The greatest threat to Mr Le Pen's grip on the far-Right came in 1997 when his heir-apparent, the uncharismatic Bruno Mégret, launched a bid for power in what the FN leader dubbed the great "felony" – the same word Mr Le Pen used on Monday to denounce his daughter's decision to suspend him.

The party split into two factions – one loyal to Mr Le Pen, the other backing Mégret.

Both factions called themselves the National Front, adding a couple of explanatory words to their title.

But a French court later ruled that Mr Le Pen was the only person authorised to use the party name. The exultant firebrand told the rebels to go and "sob into their handkerchiefs".

Rise and fall

In 1984, Mr Le Pen won a seat in the European Parliament and has been constantly re-elected since then.

But in national politics, fortunes waxed and waned hugely. In 1986, the FN won 35 seats in the French National Assembly – the only legislative elections held under proportional representation – but lost practically all of them when the late Socialist president Francois Mitterrand changed the voting rules.

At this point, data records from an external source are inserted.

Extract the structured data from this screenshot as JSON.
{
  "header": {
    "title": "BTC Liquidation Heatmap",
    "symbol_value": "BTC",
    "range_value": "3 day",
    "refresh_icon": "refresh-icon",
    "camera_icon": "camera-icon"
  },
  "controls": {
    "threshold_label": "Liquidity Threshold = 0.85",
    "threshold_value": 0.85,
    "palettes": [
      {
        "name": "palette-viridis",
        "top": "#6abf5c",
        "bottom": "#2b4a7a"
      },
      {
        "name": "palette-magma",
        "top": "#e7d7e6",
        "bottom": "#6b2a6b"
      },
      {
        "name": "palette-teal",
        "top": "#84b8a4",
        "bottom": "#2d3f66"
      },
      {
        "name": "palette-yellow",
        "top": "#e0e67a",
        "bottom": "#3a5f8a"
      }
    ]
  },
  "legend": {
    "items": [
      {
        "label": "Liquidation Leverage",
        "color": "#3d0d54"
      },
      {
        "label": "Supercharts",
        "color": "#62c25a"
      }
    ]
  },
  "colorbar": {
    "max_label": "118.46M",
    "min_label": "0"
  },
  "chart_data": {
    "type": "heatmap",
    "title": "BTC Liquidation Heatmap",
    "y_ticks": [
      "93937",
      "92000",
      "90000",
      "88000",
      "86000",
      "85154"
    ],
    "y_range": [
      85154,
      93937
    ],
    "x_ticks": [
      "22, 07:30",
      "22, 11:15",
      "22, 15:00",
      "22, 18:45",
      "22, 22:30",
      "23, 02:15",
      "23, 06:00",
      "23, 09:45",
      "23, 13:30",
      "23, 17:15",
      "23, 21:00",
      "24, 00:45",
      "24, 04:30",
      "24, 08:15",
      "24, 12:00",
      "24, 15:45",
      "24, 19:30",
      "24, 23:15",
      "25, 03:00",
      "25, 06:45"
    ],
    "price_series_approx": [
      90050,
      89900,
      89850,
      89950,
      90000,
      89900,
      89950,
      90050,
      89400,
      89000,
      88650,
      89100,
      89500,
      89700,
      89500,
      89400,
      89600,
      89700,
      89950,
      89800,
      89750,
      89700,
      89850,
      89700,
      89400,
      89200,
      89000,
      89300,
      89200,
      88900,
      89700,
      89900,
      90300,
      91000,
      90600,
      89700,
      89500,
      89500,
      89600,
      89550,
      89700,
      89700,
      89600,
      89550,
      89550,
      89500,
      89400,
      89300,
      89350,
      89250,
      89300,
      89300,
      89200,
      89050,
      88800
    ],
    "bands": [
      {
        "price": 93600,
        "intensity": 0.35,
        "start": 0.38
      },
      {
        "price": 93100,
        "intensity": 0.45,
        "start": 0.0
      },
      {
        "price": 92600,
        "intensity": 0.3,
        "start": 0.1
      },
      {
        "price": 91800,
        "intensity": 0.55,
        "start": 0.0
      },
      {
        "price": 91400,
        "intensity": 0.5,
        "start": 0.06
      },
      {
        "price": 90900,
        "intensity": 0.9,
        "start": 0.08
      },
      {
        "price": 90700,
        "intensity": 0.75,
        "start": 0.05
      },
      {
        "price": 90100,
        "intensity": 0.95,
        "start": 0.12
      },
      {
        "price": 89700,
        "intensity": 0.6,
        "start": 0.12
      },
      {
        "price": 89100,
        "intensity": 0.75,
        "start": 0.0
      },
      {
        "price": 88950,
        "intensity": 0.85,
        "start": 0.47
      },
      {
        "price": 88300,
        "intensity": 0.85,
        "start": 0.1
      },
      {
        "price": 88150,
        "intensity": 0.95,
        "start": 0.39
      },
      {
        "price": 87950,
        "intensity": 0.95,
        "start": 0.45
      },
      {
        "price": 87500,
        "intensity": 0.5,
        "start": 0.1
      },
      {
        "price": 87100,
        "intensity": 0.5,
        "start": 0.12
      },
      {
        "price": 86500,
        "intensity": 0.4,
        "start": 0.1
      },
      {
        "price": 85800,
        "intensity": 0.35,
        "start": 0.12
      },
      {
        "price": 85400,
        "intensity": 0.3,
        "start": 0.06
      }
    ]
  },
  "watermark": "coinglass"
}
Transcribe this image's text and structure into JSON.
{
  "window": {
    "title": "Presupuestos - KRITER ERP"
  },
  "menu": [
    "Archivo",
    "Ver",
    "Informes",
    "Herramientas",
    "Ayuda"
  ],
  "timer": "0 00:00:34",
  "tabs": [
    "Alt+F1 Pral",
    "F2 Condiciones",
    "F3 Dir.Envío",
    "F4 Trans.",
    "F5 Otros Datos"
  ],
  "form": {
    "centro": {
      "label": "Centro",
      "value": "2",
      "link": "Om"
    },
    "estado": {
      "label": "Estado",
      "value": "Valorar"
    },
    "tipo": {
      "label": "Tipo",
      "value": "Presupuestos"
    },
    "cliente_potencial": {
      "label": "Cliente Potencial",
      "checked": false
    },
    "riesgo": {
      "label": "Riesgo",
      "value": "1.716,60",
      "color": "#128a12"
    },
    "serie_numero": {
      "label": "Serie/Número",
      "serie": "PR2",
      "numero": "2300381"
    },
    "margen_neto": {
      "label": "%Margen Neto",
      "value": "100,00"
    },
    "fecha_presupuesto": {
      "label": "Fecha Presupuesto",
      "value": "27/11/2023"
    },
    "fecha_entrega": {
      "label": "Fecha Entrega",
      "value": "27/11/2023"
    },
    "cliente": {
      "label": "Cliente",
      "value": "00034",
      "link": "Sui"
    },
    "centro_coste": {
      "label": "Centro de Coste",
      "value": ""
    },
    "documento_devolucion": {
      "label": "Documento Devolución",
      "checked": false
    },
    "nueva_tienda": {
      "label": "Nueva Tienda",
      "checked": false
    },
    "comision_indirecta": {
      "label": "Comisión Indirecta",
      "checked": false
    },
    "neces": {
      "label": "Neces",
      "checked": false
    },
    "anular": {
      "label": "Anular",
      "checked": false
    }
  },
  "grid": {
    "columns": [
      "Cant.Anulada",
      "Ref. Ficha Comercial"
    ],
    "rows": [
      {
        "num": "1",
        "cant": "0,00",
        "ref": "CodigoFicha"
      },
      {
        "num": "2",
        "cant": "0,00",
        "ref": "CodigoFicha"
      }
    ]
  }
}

Mr Le Pen ran for president five times in his career. After stunning France in 2002 when he won his way into the second round of the presidential election for the first time, taking almost 17 per cent of the vote. Support dropped in 2007 to just 10.5 per cent, and led him to step aside in favour of his daughter in 2012.

Jean-Marie Le Pen with his daughter Marine leader of France's National Front political party

Jean-Marie Le Pen with his daughter Marine (Reuters)

Controversy

Over his long career, Mr Le Pen has turned provocation into an unsavoury art form, repeatedly calling the Nazi gas chambers a "mere detail of history", and more recently suggesting Ebola in Africa could solve Europe's immigration problems.

He has been convicted several times for racism, anti-Semitism and apology of war crimes but for years none of this appeared to dent his grassroots popularity.

Polls suggests this is no longer the case, with the vast majority of FN supporters now seeing him as a political liability.

The self-styled "crocodile" of French politics, you can't always see him under the water, but he's always there, and has previously insisted he would only leave his party "feet first".

That day may have come following his daughter's political parricide, but don't count on Mr Le Pen going quietly. As one party leader told Le Monde, excluding him from the party he founded risks "opening the gates of Hell".